La vicenda alimentò le chiacchiere su i suoi rapporti incestuosi con i maschi
di famiglia e la fama nera di Cesare, che avrebbe ucciso il ragazzo per
gelosia.
[4] Come era anche chiamato Cesare Borgia, grazie alla contea del
Valentinois che, mutata in ducato, gli diede per l'appunto questo nome.
[5] Da buon Spagnolo, Cesare si cimentava nelle corride: uccise sei
torri nello spalto di fronte San Pietro il ventiquattro giugno di quello stesso
anno.
[6] I comandanti che Cesare portò con sé a Nepi, alla cena.
[7] Come è definito anche il sangue di Cristo.
[8] Padre del secondo fidanzato, per l'appunto Gaspare da Procida.
[9] Figura poco conosciuta, ma sempre vicina alla famiglia Borgia e in
particolare a Cesare: è noto per esser stato suo fidato capitano, compagno di
studi e boia personale.
[10] A Nepi la Chiesa di San Biagio è affrescata con una bellissima
immagine morente di santo Sebastiano, biondo e trafitto da frecce: non è
difficile credere che Lucrezia abbia pregato lì.
[11] Cem, principe ottomano che era ostaggio di riguardo a Roma.
[12] Giulia la Bella, compagna e lontana parente acquisita di Lucrezia
grazie al matrimonio con Orsino Orsini-Migliorati, figlio di Adriana, sua
istitutrice e cugina e confidente del padre.
[13] Soprannome, sprezzante, di Giulia e di suo fratello Alessandro che
di cognome facevano Farnese: il gioco di parole è piuttosto volgare e allude all'organo
genitale di Giulia, che ha saputo portare fortuna alla famiglia grazie alla
relazione illecita con Rodrigo Borgia.
[14] Charlotte d'Albret, la sposa francese di Cesare che sposò il 10
maggio a Blois, l'anno dopo delle nozze fra Alfonso e Lucrezia.

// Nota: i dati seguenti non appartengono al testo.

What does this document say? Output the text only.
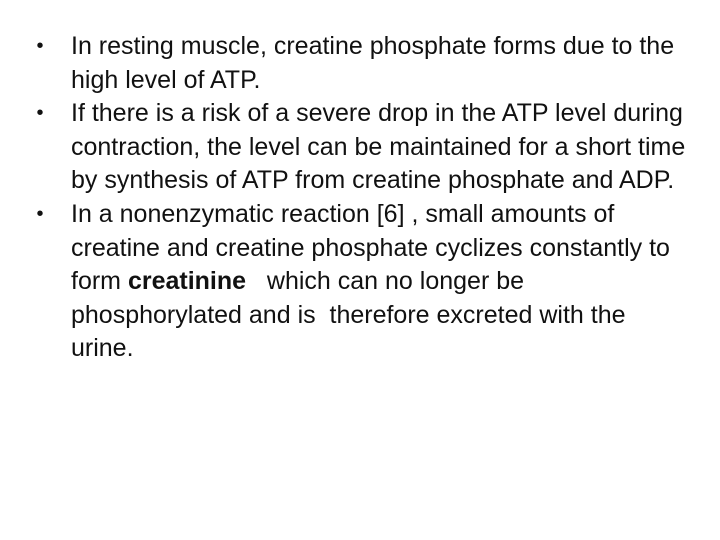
• In resting muscle, creatine phosphate forms due to the high level of ATP.
• If there is a risk of a severe drop in the ATP level during contraction, the level can be maintained for a short time by synthesis of ATP from creatine phosphate and ADP.
• In a nonenzymatic reaction [6] , small amounts of creatine and creatine phosphate cyclizes constantly to form creatinine   which can no longer be  phosphorylated and is  therefore excreted with the urine.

Da lei ebbe una
figlia che non conobbe mai, Luisa, e la coppia si separò poco dopo il
matrimonio, per non vedersi mai più: Charlotte rimase in Francia, mentre Cesare
tornò in Italia, alla conquista della Romagna.
[15] Personaggio della mitologia greca, figlia di Elio e di Perseide,
una ninfa oceanina. Per colpa di Poisedone, si innamora follemente di un
bellissimo toro bianco e con lui genera il minotauro. L'animale dei Borgia è
per l'appunto il toro, che campeggia nel loro stessa.
[16] La negretta dama personale di Lucrezia.
[17] Omaggio a Cesare - Il creatore che ha distrutto, stupendo
manga di Fuyumi Sōryō dedicato per l'appunto a Cesare Borgia.
[18] Altro capitano di ventura al servizio di Cesare, che poi
parteciperà a una congiura contro di lui.